Paladino also noted that when Collins suspended his campaign on Aug. 11, he promised to cooperate with party leaders in whatever was necessary to preserve the seat for the GOP. The current "mess," he said, stems from lawyers' advice.
"They got in the way here," he said. "The lawyers overwhelmed and scared him."
But others who were vying to replace Collins on the ballot before Monday are now urging him to keep the seat.
"I'm confident Congressman Collins will win and continue to fight for the president's agenda in Washington," said Stefan I. Mychajliw Jr., the county comptroller. "If he wins, he serves. It's as simple as that."
Mychajliw used words already dominating the talking points of most Republican leaders as they portray the race against McMurray.
"It's either a radical, liberal extremist or Congressman Collins," he said. "It's either the Trump agenda or impeachment on Day One."
Assemblyman Raymond W. Walter of Clarence, another Republican considered a potential Collins replacement, believes the congressman can still win his election, retain his seat and fight the charges in federal court.
"Why would he make the decision to stay on the ballot if he just turns around and resigns?" Walter asked. "What he should have done is get off the ballot and give 27th District voters a better choice."
State Sen. Robert G. Ortt of North Tonawanda, another leading contender formerly vying for the replacement nomination, said the priority should be keeping the seat in GOP hands.
"If he is on the ballot and he is elected, then ideally he should serve until he can't do the job," he said, pointing to the possibility of an all-consuming trial or that he is found guilty and expelled from the House.

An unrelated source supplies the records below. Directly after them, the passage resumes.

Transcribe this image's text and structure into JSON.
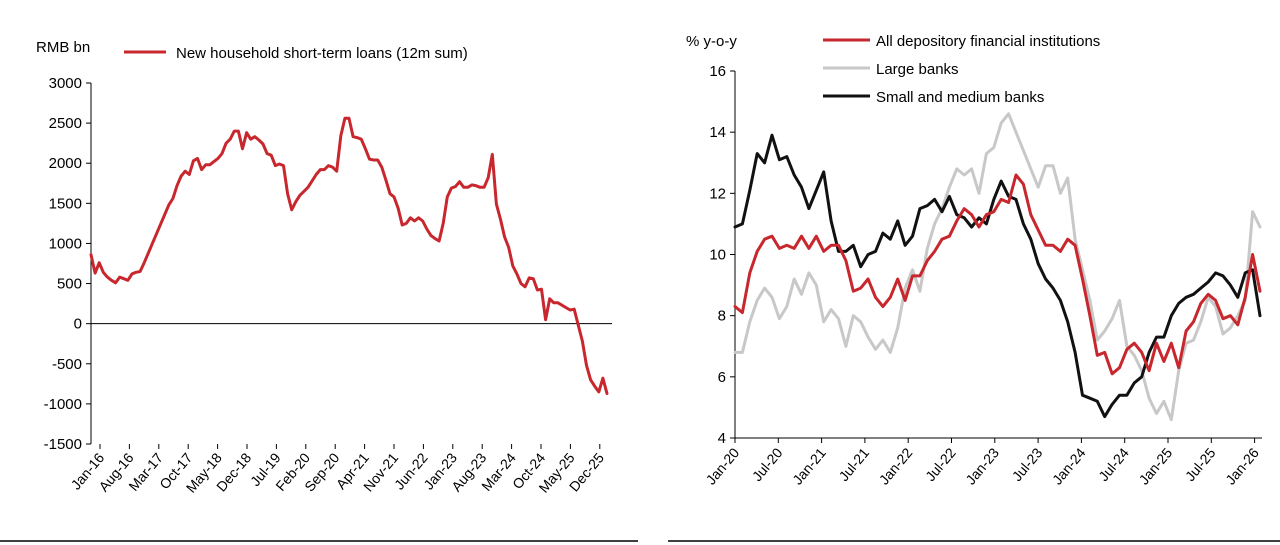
{
  "chart_data": [
    {
      "type": "line",
      "ylabel": "RMB bn",
      "ylim": [
        -1500,
        3000
      ],
      "yticks": [
        "3000",
        "2500",
        "2000",
        "1500",
        "1000",
        "500",
        "0",
        "-500",
        "-1000",
        "-1500"
      ],
      "xticks": [
        "Jan-16",
        "Aug-16",
        "Mar-17",
        "Oct-17",
        "May-18",
        "Dec-18",
        "Jul-19",
        "Feb-20",
        "Sep-20",
        "Apr-21",
        "Nov-21",
        "Jun-22",
        "Jan-23",
        "Aug-23",
        "Mar-24",
        "Oct-24",
        "May-25",
        "Dec-25"
      ],
      "series": [
        {
          "name": "New household short-term loans (12m sum)",
          "color": "#c8272d",
          "values": [
            860,
            630,
            760,
            640,
            580,
            540,
            510,
            580,
            560,
            540,
            620,
            640,
            650,
            760,
            880,
            1000,
            1120,
            1240,
            1360,
            1480,
            1560,
            1720,
            1840,
            1900,
            1860,
            2030,
            2060,
            1920,
            1980,
            1980,
            2020,
            2060,
            2120,
            2250,
            2300,
            2400,
            2400,
            2180,
            2380,
            2300,
            2330,
            2290,
            2240,
            2120,
            2100,
            1970,
            1990,
            1970,
            1620,
            1420,
            1520,
            1600,
            1650,
            1700,
            1780,
            1860,
            1920,
            1920,
            1970,
            1950,
            1900,
            2340,
            2560,
            2560,
            2330,
            2320,
            2300,
            2180,
            2050,
            2040,
            2040,
            1950,
            1790,
            1620,
            1580,
            1440,
            1230,
            1250,
            1320,
            1280,
            1320,
            1280,
            1180,
            1100,
            1060,
            1030,
            1250,
            1580,
            1690,
            1710,
            1770,
            1700,
            1700,
            1730,
            1720,
            1700,
            1700,
            1820,
            2110,
            1490,
            1300,
            1080,
            950,
            720,
            620,
            500,
            460,
            570,
            560,
            420,
            430,
            50,
            310,
            260,
            260,
            230,
            200,
            170,
            180,
            -20,
            -220,
            -520,
            -700,
            -780,
            -850,
            -680,
            -870
          ]
        }
      ]
    },
    {
      "type": "line",
      "ylabel": "% y-o-y",
      "ylim": [
        4,
        16
      ],
      "yticks": [
        "16",
        "14",
        "12",
        "10",
        "8",
        "6",
        "4"
      ],
      "xticks": [
        "Jan-20",
        "Jul-20",
        "Jan-21",
        "Jul-21",
        "Jan-22",
        "Jul-22",
        "Jan-23",
        "Jul-23",
        "Jan-24",
        "Jul-24",
        "Jan-25",
        "Jul-25",
        "Jan-26"
      ],
      "series": [
        {
          "name": "All depository financial institutions",
          "color": "#c8272d",
          "values": [
            8.3,
            8.1,
            9.4,
            10.1,
            10.5,
            10.6,
            10.2,
            10.3,
            10.2,
            10.6,
            10.2,
            10.6,
            10.1,
            10.3,
            10.3,
            9.8,
            8.8,
            8.9,
            9.2,
            8.6,
            8.3,
            8.6,
            9.2,
            8.5,
            9.3,
            9.3,
            9.8,
            10.1,
            10.5,
            10.6,
            11.1,
            11.5,
            11.3,
            10.9,
            11.3,
            11.4,
            11.8,
            11.7,
            12.6,
            12.3,
            11.3,
            10.8,
            10.3,
            10.3,
            10.1,
            10.5,
            10.3,
            9.2,
            8.0,
            6.7,
            6.8,
            6.1,
            6.3,
            6.9,
            7.1,
            6.8,
            6.2,
            7.1,
            6.5,
            7.1,
            6.3,
            7.5,
            7.8,
            8.4,
            8.7,
            8.5,
            7.9,
            8.0,
            7.7,
            8.6,
            10.0,
            8.8
          ]
        },
        {
          "name": "Large banks",
          "color": "#c8c8c8",
          "values": [
            6.8,
            6.8,
            7.8,
            8.5,
            8.9,
            8.6,
            7.9,
            8.3,
            9.2,
            8.7,
            9.4,
            9.0,
            7.8,
            8.2,
            7.9,
            7.0,
            8.0,
            7.8,
            7.3,
            6.9,
            7.2,
            6.8,
            7.6,
            8.9,
            9.5,
            8.8,
            10.2,
            11.0,
            11.5,
            12.2,
            12.8,
            12.6,
            12.8,
            12.0,
            13.3,
            13.5,
            14.3,
            14.6,
            14.0,
            13.4,
            12.8,
            12.2,
            12.9,
            12.9,
            12.0,
            12.5,
            10.5,
            9.5,
            8.5,
            7.2,
            7.5,
            7.9,
            8.5,
            7.0,
            6.7,
            6.2,
            5.3,
            4.8,
            5.2,
            4.6,
            6.2,
            7.1,
            7.2,
            7.8,
            8.6,
            8.3,
            7.4,
            7.6,
            8.0,
            8.5,
            11.4,
            10.9
          ]
        },
        {
          "name": "Small and medium banks",
          "color": "#111111",
          "values": [
            10.9,
            11.0,
            12.1,
            13.3,
            13.0,
            13.9,
            13.1,
            13.2,
            12.6,
            12.2,
            11.5,
            12.1,
            12.7,
            11.1,
            10.1,
            10.1,
            10.3,
            9.6,
            10.0,
            10.1,
            10.7,
            10.5,
            11.1,
            10.3,
            10.6,
            11.5,
            11.6,
            11.8,
            11.4,
            11.9,
            11.3,
            11.2,
            10.9,
            11.2,
            11.0,
            11.8,
            12.4,
            11.9,
            11.8,
            11.0,
            10.5,
            9.7,
            9.2,
            8.9,
            8.5,
            7.8,
            6.8,
            5.4,
            5.3,
            5.2,
            4.7,
            5.1,
            5.4,
            5.4,
            5.8,
            6.0,
            6.8,
            7.3,
            7.3,
            8.0,
            8.4,
            8.6,
            8.7,
            8.9,
            9.1,
            9.4,
            9.3,
            9.0,
            8.6,
            9.4,
            9.5,
            8.0
          ]
        }
      ]
    }
  ]
}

"Voters would have elected him to represent the district, and for the stakes on impeachment if Democrats take control," Ortt added.

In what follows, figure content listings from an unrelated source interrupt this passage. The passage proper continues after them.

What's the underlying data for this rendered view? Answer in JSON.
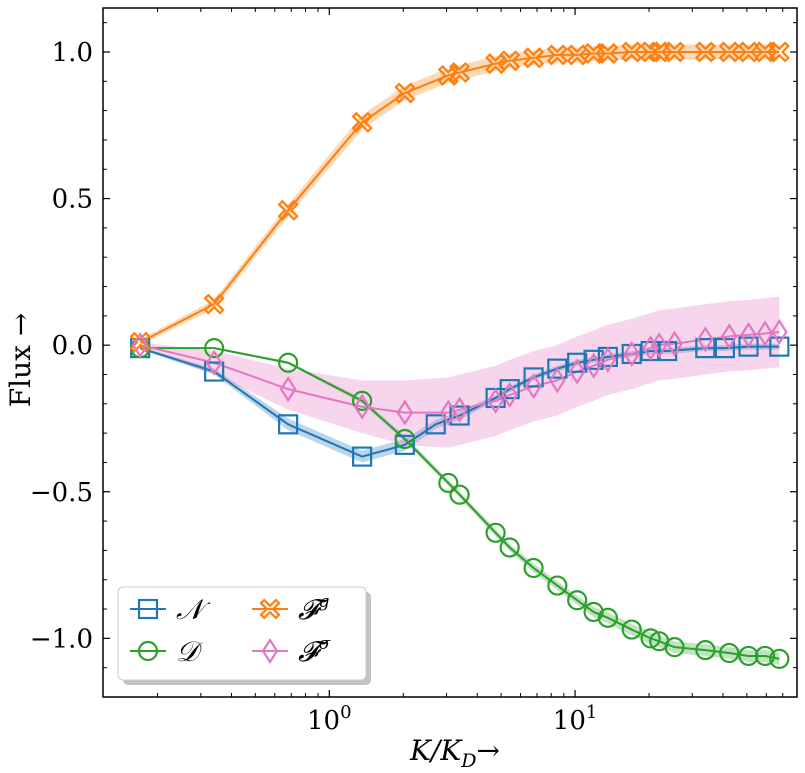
{
  "chart_data": {
    "type": "line",
    "title": "",
    "xlabel": "K/K_D →",
    "xlabel_main": "K/K",
    "xlabel_sub": "D",
    "xlabel_arrow": "→",
    "ylabel": "Flux →",
    "xscale": "log",
    "xlim": [
      0.12,
      80
    ],
    "ylim": [
      -1.2,
      1.15
    ],
    "xticks": [
      {
        "value": 1,
        "base": "10",
        "exp": "0"
      },
      {
        "value": 10,
        "base": "10",
        "exp": "1"
      }
    ],
    "yticks": [
      {
        "value": 1.0,
        "label": "1.0"
      },
      {
        "value": 0.5,
        "label": "0.5"
      },
      {
        "value": 0.0,
        "label": "0.0"
      },
      {
        "value": -0.5,
        "label": "−0.5"
      },
      {
        "value": -1.0,
        "label": "−1.0"
      }
    ],
    "grid": false,
    "legend_position": "bottom-left",
    "series": [
      {
        "name": "N",
        "legend_main": "𝒩",
        "legend_sup": "",
        "color": "#1f77b4",
        "marker": "square",
        "x": [
          0.17,
          0.34,
          0.68,
          1.36,
          2.03,
          2.71,
          3.39,
          4.75,
          5.42,
          6.78,
          8.47,
          10.2,
          11.9,
          13.6,
          17.0,
          20.3,
          23.7,
          33.9,
          40.7,
          50.8,
          67.8
        ],
        "y": [
          -0.01,
          -0.09,
          -0.27,
          -0.38,
          -0.34,
          -0.27,
          -0.24,
          -0.18,
          -0.15,
          -0.11,
          -0.08,
          -0.06,
          -0.05,
          -0.04,
          -0.03,
          -0.02,
          -0.02,
          -0.01,
          -0.01,
          -0.005,
          -0.005
        ],
        "band": [
          0.005,
          0.01,
          0.02,
          0.02,
          0.02,
          0.015,
          0.015,
          0.01,
          0.01,
          0.01,
          0.01,
          0.01,
          0.01,
          0.01,
          0.01,
          0.01,
          0.01,
          0.01,
          0.01,
          0.01,
          0.01
        ]
      },
      {
        "name": "D",
        "legend_main": "𝒟",
        "legend_sup": "",
        "color": "#2ca02c",
        "marker": "circle",
        "x": [
          0.17,
          0.34,
          0.68,
          1.36,
          2.03,
          3.05,
          3.39,
          4.75,
          5.42,
          6.78,
          8.47,
          10.2,
          11.9,
          13.6,
          17.0,
          20.3,
          22.0,
          25.4,
          33.9,
          42.4,
          50.8,
          59.3,
          67.8
        ],
        "y": [
          -0.01,
          -0.01,
          -0.06,
          -0.19,
          -0.32,
          -0.47,
          -0.51,
          -0.64,
          -0.69,
          -0.76,
          -0.82,
          -0.87,
          -0.91,
          -0.93,
          -0.97,
          -1.0,
          -1.01,
          -1.03,
          -1.04,
          -1.05,
          -1.06,
          -1.06,
          -1.07
        ],
        "band": [
          0.003,
          0.003,
          0.005,
          0.008,
          0.01,
          0.01,
          0.01,
          0.012,
          0.012,
          0.015,
          0.015,
          0.015,
          0.018,
          0.018,
          0.02,
          0.02,
          0.02,
          0.02,
          0.02,
          0.02,
          0.02,
          0.02,
          0.02
        ]
      },
      {
        "name": "F^g",
        "legend_main": "𝓕",
        "legend_sup": "g",
        "color": "#ff7f0e",
        "marker": "x-thick",
        "x": [
          0.17,
          0.34,
          0.68,
          1.36,
          2.03,
          3.05,
          3.39,
          4.75,
          5.42,
          6.78,
          8.47,
          10.2,
          11.9,
          13.6,
          17.0,
          20.3,
          22.0,
          25.4,
          33.9,
          42.4,
          50.8,
          59.3,
          67.8
        ],
        "y": [
          0.01,
          0.14,
          0.46,
          0.76,
          0.86,
          0.92,
          0.93,
          0.96,
          0.97,
          0.98,
          0.99,
          0.99,
          0.995,
          0.995,
          1.0,
          1.0,
          1.0,
          1.0,
          1.0,
          1.0,
          1.0,
          1.0,
          1.0
        ],
        "band": [
          0.01,
          0.015,
          0.02,
          0.025,
          0.025,
          0.025,
          0.025,
          0.025,
          0.025,
          0.025,
          0.025,
          0.025,
          0.025,
          0.025,
          0.025,
          0.025,
          0.025,
          0.025,
          0.025,
          0.025,
          0.025,
          0.025,
          0.025
        ]
      },
      {
        "name": "F^sigma",
        "legend_main": "𝓕",
        "legend_sup": "σ",
        "color": "#e377c2",
        "marker": "diamond",
        "x": [
          0.17,
          0.34,
          0.68,
          1.36,
          2.03,
          3.05,
          3.39,
          4.75,
          5.42,
          6.78,
          8.47,
          10.2,
          11.9,
          13.6,
          17.0,
          20.3,
          22.0,
          25.4,
          33.9,
          42.4,
          50.8,
          59.3,
          67.8
        ],
        "y": [
          0.0,
          -0.06,
          -0.15,
          -0.21,
          -0.23,
          -0.23,
          -0.22,
          -0.19,
          -0.17,
          -0.14,
          -0.12,
          -0.09,
          -0.07,
          -0.05,
          -0.03,
          -0.01,
          0.0,
          0.005,
          0.02,
          0.03,
          0.035,
          0.04,
          0.045
        ],
        "band": [
          0.01,
          0.04,
          0.07,
          0.09,
          0.11,
          0.12,
          0.12,
          0.12,
          0.12,
          0.12,
          0.12,
          0.12,
          0.12,
          0.12,
          0.12,
          0.12,
          0.12,
          0.12,
          0.12,
          0.12,
          0.12,
          0.12,
          0.12
        ]
      }
    ]
  }
}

Erie County Democratic Chairman Jeremy J. Zellner said Collins has a responsibility to state his intentions.
"He has to be straight with voters between now and November if he expects anyone to vote for him," he said. "This is being disingenuous with voters and I think he has to answer to them."
Collins isn't alone in not wanting to talk about his campaign.
Jesse Hunt, press secretary for the National Congressional Campaign Committee, failed to return phone calls regarding whether that official GOP fundraising committee would come to Collins' aid. Brian Walsh, who runs America First Action SuperPAC — which funds GOP lawmakers who back President Trump's agenda — also didn't return a phone call. And Mike Byerly, a spokesman for another key Republican group, the Congressional Leadership Fund, refused to comment on Collins' race.
Other Republican sources said, though, that it would be unlikely the GOP would spend money to boost Collins. In particular, the NRCC — which collects dues from GOP members of Congress in hopes of giving campaign aid to the lawmakers who need it most — probably would not want to donate to an indicted Republican when dozens of other unindicted lawmakers are clamoring for help, too.
"I can't imagine them getting involved in that," said one GOP political official in Washington who asked not to be identified by name.
That means if Collins is going to get outside help, it's likely to come in the form of "dark money" — funding by organizations that don't disclose their donors and, in some cases, even their identity.
In fact, that's already happening. Robocalls to residents in the district recently posed a "poll" about McMurray that included highly misleading questions about him. One blamed him for working in Asia on trade deals that caused "thousands of U.S. jobs" to be shipped overseas. Another said he would vote for House Minority Leader Nancy Pelosi for speaker, even though McMurray has said Democrats need new leadership.
McMurray said he expects such stealth attacks to continue throughout the campaign.
"It's going to be very difficult to fight that," he said.